MegaETH is scheduled to launch mainnet on February 9, 2026, following a seven-day global stress test in which the team says the network sustained throughput as high as 35,000 TPS. The project is effectively asking the market to treat February 9 as the moment where performance claims move from controlled testing into production accountability.

Across the challenge, the team and coverage described transaction totals in the 10.3–10.7 billion range, narrowly missing an 11 billion target and described as exceeding Ethereum’s decade-long transaction history in aggregate. That headline number is designed to signal scale, but the real credibility hinge will be whether similar performance holds under real smart-contract behavior and live user conditions.

Public Mainnet // 02.09.26 pic.twitter.com/fMcqVnQ7ZB

— MegaETH (@megaeth) January 28, 2026

What the Stress-Test Metrics Actually Suggest

Based on the project’s test reports, MegaETH recorded sustained throughput in a broad band from 15,000 to 35,000 TPS, including a measured instance of 16,034 TPS in one global test window. The story here is not one “perfect” number, but a wide sustained range that implies performance depends on conditions and workload profile.

Internal tests and third-party summaries referenced peaks as high as 47,000 TPS, while the project’s longer-horizon materials project eventual capacity above 100,000 TPS and more than 10 Gigagas/s of data throughput. These forward projections raise the ceiling of expectations, but they also raise the bar for monitoring, auditability, and operational resilience once the system is exposed to real usage.

Technical parameters highlighted by the team include a target block time of 10 milliseconds and claims of potential sub-millisecond latency. If those latency targets translate into a consistent user experience, they would position MegaETH as a contender for latency-sensitive categories rather than general-purpose throughput alone.

Architecture Choices and the Trade-offs Embedded in Them

MegaETH’s design describes specialization across four node types, separating responsibilities to optimize throughput while aiming to keep hardware requirements accessible. The operational thesis is that modularizing node roles can push performance higher without forcing every participant into the same high-spec footprint.

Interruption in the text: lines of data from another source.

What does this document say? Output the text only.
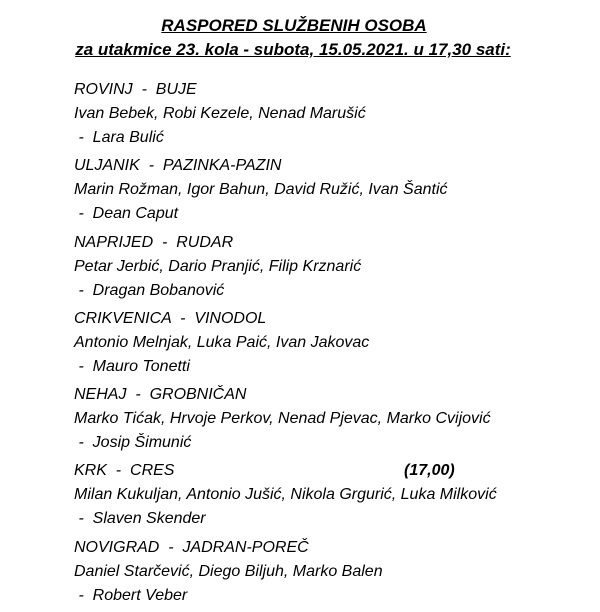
RASPORED SLUŽBENIH OSOBA
za utakmice 23. kola - subota, 15.05.2021. u 17,30 sati:
ROVINJ  -  BUJE
Ivan Bebek, Robi Kezele, Nenad Marušić
-  Lara Bulić
ULJANIK  -  PAZINKA-PAZIN
Marin Rožman, Igor Bahun, David Ružić, Ivan Šantić
-  Dean Caput
NAPRIJED  -  RUDAR
Petar Jerbić, Dario Pranjić, Filip Krznarić
-  Dragan Bobanović
CRIKVENICA  -  VINODOL
Antonio Melnjak, Luka Paić, Ivan Jakovac
-  Mauro Tonetti
NEHAJ  -  GROBNIČAN
Marko Tićak, Hrvoje Perkov, Nenad Pjevac, Marko Cvijović
-  Josip Šimunić
KRK  -  CRES	(17,00)
Milan Kukuljan, Antonio Jušić, Nikola Grgurić, Luka Milković
-  Slaven Skender
NOVIGRAD  -  JADRAN-POREČ
Daniel Starčević, Diego Biljuh, Marko Balen
-  Robert Veber
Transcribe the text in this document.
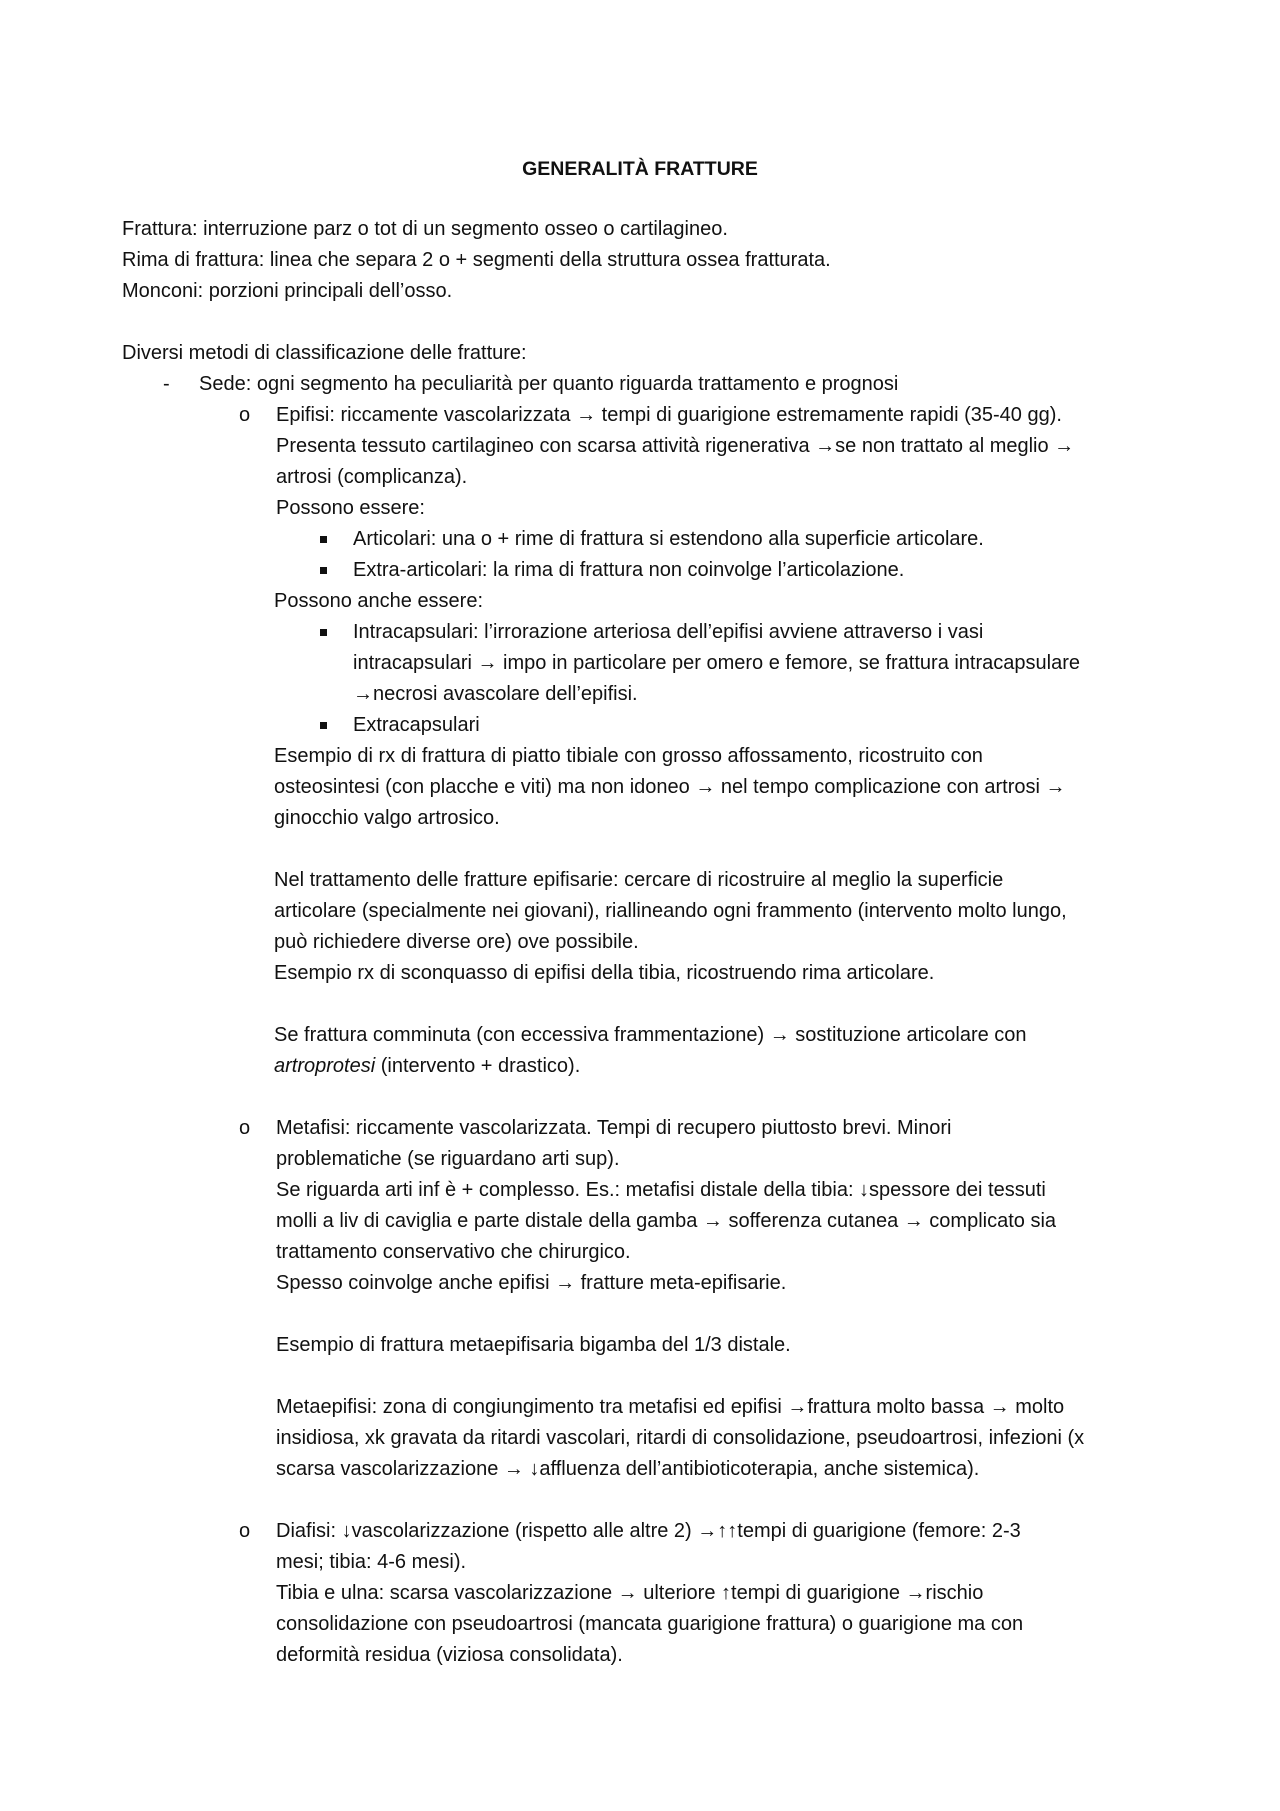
GENERALITÀ FRATTURE
Frattura: interruzione parz o tot di un segmento osseo o cartilagineo.
Rima di frattura: linea che separa 2 o + segmenti della struttura ossea fratturata.
Monconi: porzioni principali dell’osso.
Diversi metodi di classificazione delle fratture:
- Sede: ogni segmento ha peculiarità per quanto riguarda trattamento e prognosi
o Epifisi: riccamente vascolarizzata → tempi di guarigione estremamente rapidi (35-40 gg).
Presenta tessuto cartilagineo con scarsa attività rigenerativa →se non trattato al meglio →
artrosi (complicanza).
Possono essere:
Articolari: una o + rime di frattura si estendono alla superficie articolare.
Extra-articolari: la rima di frattura non coinvolge l’articolazione.
Possono anche essere:
Intracapsulari: l’irrorazione arteriosa dell’epifisi avviene attraverso i vasi
intracapsulari → impo in particolare per omero e femore, se frattura intracapsulare
→necrosi avascolare dell’epifisi.
Extracapsulari
Esempio di rx di frattura di piatto tibiale con grosso affossamento, ricostruito con
osteosintesi (con placche e viti) ma non idoneo → nel tempo complicazione con artrosi →
ginocchio valgo artrosico.
Nel trattamento delle fratture epifisarie: cercare di ricostruire al meglio la superficie
articolare (specialmente nei giovani), riallineando ogni frammento (intervento molto lungo,
può richiedere diverse ore) ove possibile.
Esempio rx di sconquasso di epifisi della tibia, ricostruendo rima articolare.
Se frattura comminuta (con eccessiva frammentazione) → sostituzione articolare con
artroprotesi (intervento + drastico).
o Metafisi: riccamente vascolarizzata. Tempi di recupero piuttosto brevi. Minori
problematiche (se riguardano arti sup).
Se riguarda arti inf è + complesso. Es.: metafisi distale della tibia: ↓spessore dei tessuti
molli a liv di caviglia e parte distale della gamba → sofferenza cutanea → complicato sia
trattamento conservativo che chirurgico.
Spesso coinvolge anche epifisi → fratture meta-epifisarie.
Esempio di frattura metaepifisaria bigamba del 1/3 distale.
Metaepifisi: zona di congiungimento tra metafisi ed epifisi →frattura molto bassa → molto
insidiosa, xk gravata da ritardi vascolari, ritardi di consolidazione, pseudoartrosi, infezioni (x
scarsa vascolarizzazione → ↓affluenza dell’antibioticoterapia, anche sistemica).
o Diafisi: ↓vascolarizzazione (rispetto alle altre 2) →↑↑tempi di guarigione (femore: 2-3
mesi; tibia: 4-6 mesi).
Tibia e ulna: scarsa vascolarizzazione → ulteriore ↑tempi di guarigione →rischio
consolidazione con pseudoartrosi (mancata guarigione frattura) o guarigione ma con
deformità residua (viziosa consolidata).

For data availability, the design offloads to EigenDA, framed as a way to reduce on-chain blob costs and scale data publication. That choice can be a throughput enabler, but it also puts additional scrutiny on the data-availability assumptions and how they behave under adversarial conditions.

On the execution and state side, the team describes replacing traditional Merkle Patricia Trees with a two-tier model using vector commitments to accelerate state transitions and proofs. This is one of the most consequential engineering claims because it implies a different proof and verification pathway than what many Ethereum-native teams are used to validating.

The stack also uses a dual-client design and a real-time sequencer that produces mini-blocks every 10 ms in parallel with standard EVM blocks. That setup is intended to improve perceived finality and responsiveness, but it makes sequencer robustness and failure handling a front-and-center risk domain.

MegaETH is described as a hybrid rollup that combines optimistic-rollup security assumptions with ZK acceleration to refine fraud-proof workflows. This hybrid framing suggests performance is being optimized while still anchoring security expectations to an Ethereum-based model, which means the launch will test how smoothly those assumptions translate into practice.

Funding, Track Record, and What Needs to Be Proven on Launch

The project completed a public token sale in late October 2025, running October 27–30 and selling 500 million MEGA tokens—5% of a 10 billion supply—while accepting USDT on Ethereum Mainnet. Published terms cited a pricing band tied to FDV, and reports described roughly $450 million in bids from 14,491 participants, with public materials stating $1.39 billion raised across rounds.

At the same time, the text flags meaningful operational history that investors and integrators will not ignore. Earlier sale attempts reportedly faced misconfigurations, a multisig transaction error, and KYC issues that required returning funds, which increases sensitivity to execution rigor during the mainnet transition.

Observers also raised concerns about a centralized sequencer as a potential centralization and censorship risk relative to progressively decentralized L2 designs, while the stack remains dependent on Ethereum’s base-layer guarantees like other L2s. Those critiques do not negate the performance narrative, but they shape the risk framework institutions will use when evaluating migration and exposure.

The project has also attracted attention due to an association with Vitalik Buterin, though the nature of that relationship is described as varying across public accounts. Given that ambiguity, stakeholders are likely to focus less on perceived association and more on measurable outcomes after launch.

The market takeaway is straightforward: February 9 is the operational proof point. Developers, auditors, and institutional users will be watching sustained throughput under real smart-contract load, sequencer resilience, and third-party audit comfort around EigenDA and vector-commitment design choices.